Case ID: f-appx_57/html/0172-01.html
Source: Caselaw Access Project
Author: {"author": "PER CURIAM.", "license": "Public Domain", "url": "https://static.case.law/"}
Date Created: 2024-08-24T03:29:51.129683

Anely Wossenylesh TEGEGN, Petitioner, v. U.S. IMMIGRATION & NATURALIZATION SERVICE; John Ashcroft, Attorney General, Respondents.
    No. 02-1265.
    United States Court of Appeals, Fourth Circuit.
    Argued Jan. 24, 2008.
    Decided March 12, 2003.
    ARGUED: Donald Louis Schlemmer, Washington, D.C., for Petitioner.
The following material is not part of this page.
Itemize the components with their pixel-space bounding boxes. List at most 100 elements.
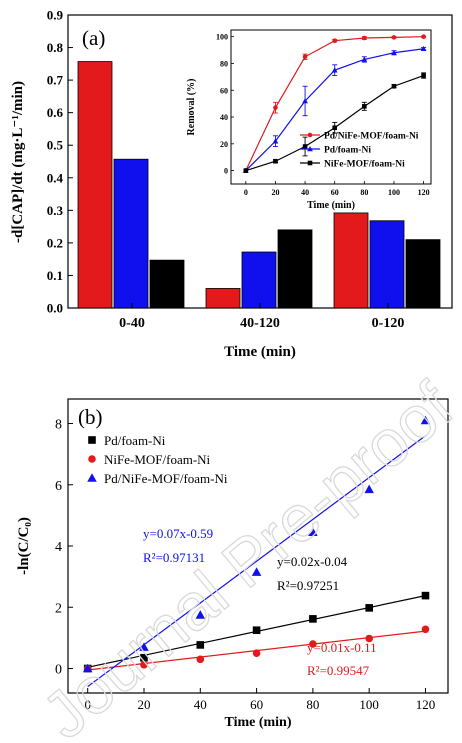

Michele Yvette Frances Sarko, Office of Immigration Litigation, Civil Division, United States Department of Justice, Washington, D.C., for Respondents. ON BRIEF: Robert D. McCallum, Jr., Assistant Attorney General, Emily Anne Rad-ford, Assistant Director, Office of Immigration Litigation, Civil Division, United States Department of Justice, Washington, D.C., for Respondents.
    Before WILKINSON, MICHAEL, and GREGORY, Circuit Judges.
    Affirmed by unpublished PER CURIAM opinion.
   OPINION

PER CURIAM.

Anely Wossenylesh Tegegn, a native and citizen of Ethiopia, petitions for review of an order of the Board of Immigration Appeals (Board) denying her application for asylum and withholding of deportation. We have reviewed the administrative record and find that substantial evidence supports the Board’s conclusion that Tegegn failed to establish a well-founded fear of persecution as necessary to qualify for relief from deportation. 8 U.S.C. § 1105a(a)(4)(1994); 8 C.F.R. § 208.13(b)(2)(iii)(2002); Huaman-Cornelio v. Board of Immigration Appeals, 979 F.2d 995, 999 (4th Cir.1992); M.A. v. INS, 899 F.2d 304, 307 (4th Cir.1990) (en banc). She therefore could not meet the higher standard for withholding deportation. See INS v. Cardozo-Fonseca, 480 U.S. 421, 431-32, 107 S.Ct. 1207, 94 L.Ed.2d 434 (1987).

Accordingly, we affirm the court’s order.

AFFIRMED. 
      
       We note that 8 U.S.C. § 1105a(a)(4) was repealed by the Illegal Immigration Reform and Immigrant Responsibility Act of 1996 (IIRI-RA) effective April 1, 1997. Because this case was in transition at the time the IIRIRA was passed, 8 U.S.C. § 1105a(a)(4) is still applicable here under the terms of the transitional rules contained in § 309(c) of the IIRIRA.